Cuando el último coche de la caravana salió del pueblo, alguien del coche oficial que iba acompañándola llamó al director de la carrera.
—Todo ha ido perfecto —dijo disipando los miedos del hombre estresado que había al otro lado—. De hecho deberían felicitar al alcalde. Una buena multitud, ningún problema y el sitio está muy bien decorado. Nos han dado una bienvenida excelente. Te va a encantar.
Colgó sin mirar atrás, así que no se dio cuenta del loco bullicio que se había puesto en marcha detrás de él cuando los espectadores abandonaron los lados de la carretera y ocuparon sus posiciones de batalla.
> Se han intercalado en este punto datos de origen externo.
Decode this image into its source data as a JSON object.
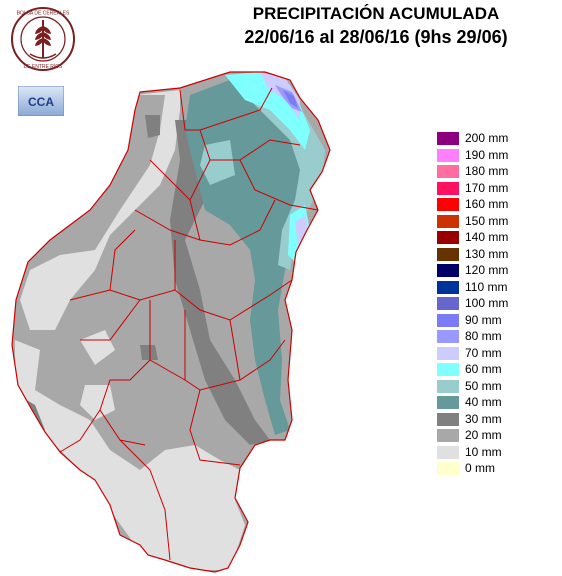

Y al pasar ante el edificio un poco destartalado que había al final del pueblo, estaba demasiado ocupado tomando notas sobre la posibilidad de que futuros Tours visitaran esa pintoresca localidad para ver la sólida silueta marrón que les esperaba, con una cadena arrastrando por el suelo a su lado y la mirada torva siguiendo al coche que se acercaba por la carretera.
El pelotón había seguido la nueva ruta sin complicaciones, con la mayoría de los corredores encantados al pensar que tendrían que hacer una subida menos. Excepto el hombre delgado como un junco que llevaba el maillot con topos que le señalaba como el rey de la montaña. Había estado esperando poder mantener su liderazgo adelantándose en la siguiente cumbre, pero en vez de eso ahora le quedaba una larga travesía por un valle aburrido hasta llegar al siguiente paso.
El lado positivo era que el desvío les había dado a los corredores que estaban rezagados la posibilidad de alcanzar a los demás y cuando giraron a la derecha en la rotonda de Kerkabanac, los ciento ochenta ciclistas que habían conseguido sobrevivir al Tour hasta entonces estaban agrupados.
Cédric estaba bastante satisfecho mientras se metía en un grupo de hombres más mayores cerca de la cabecera, con las piernas subiendo y bajando rítmicamente para superar la suave pendiente de una estrecha carretera flanqueada por árboles, las empinadas laderas de las montañas elevándose por encima de ellos y las claras aguas de un río fluyendo en dirección opuesta a su izquierda. Pasaron un puente con una señal que ponía Sarrat, giraron una curva y el pueblo de La Rivière apareció ante ellos. Y allí mismo se encontraron a una anciana de pie en medio de la carretera agitando una bandera roja. Como él también era de granja, Cédric supo inmediatamente lo que significaba.
—¡Reducid la velocidad! —gritó todo lo alto que pudo, señalando con la mano izquierda al mismo tiempo. Los ciclistas que le rodeaban reaccionaron rápidamente y el pelotón adquirió la velocidad de un caracol.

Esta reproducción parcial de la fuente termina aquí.